When the Commons Privileges Committee delivered its verdict on Boris Johnson, Rayner toured the broadcast studios to declare the former Prime Minister was ‘not only a law-breaker but a liar. He’s not fit for public office. He’s disgraced himself and continues to act like a pound shop Trump’.

Well, Angela Rayner has been proved to be a pound shop Richard Nixon. ‘I am not a crook… there will be no whitewash at Lowndes Lane.’

Ultimately, there wasn’t a whitewash – but only because Rayner’s attempt at one was underdone by her own social media account.

So will Sir Keir Starmer act? Will the man who once solemnly declared: ‘As a matter of principle for me, it’s very important we have honour, integrity and accountability in politics’ take any action against his deputy?

Or will those fine words join so many of his other commitments and pledges, and be cast on the bonfire when they cease to be politically expedient? None of this had to happen.

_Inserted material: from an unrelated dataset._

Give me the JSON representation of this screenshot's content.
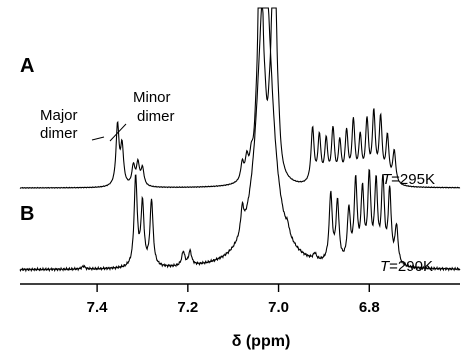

If Rayner had come clean at the beginning and volunteered to pay any tax she might have owed, everyone would have moved on. But, instead, she dug in, piling falsehood upon falsehood.

On BBC2’s Newsnight two weeks ago, she was asked about her Stockport living arrangements. She passionately replied: ‘It’s a non-story manufactured to try and smear me.’

But it wasn’t. And she knew it wasn’t. Because unlike Angela Rayner, the wallpaper doesn’t lie.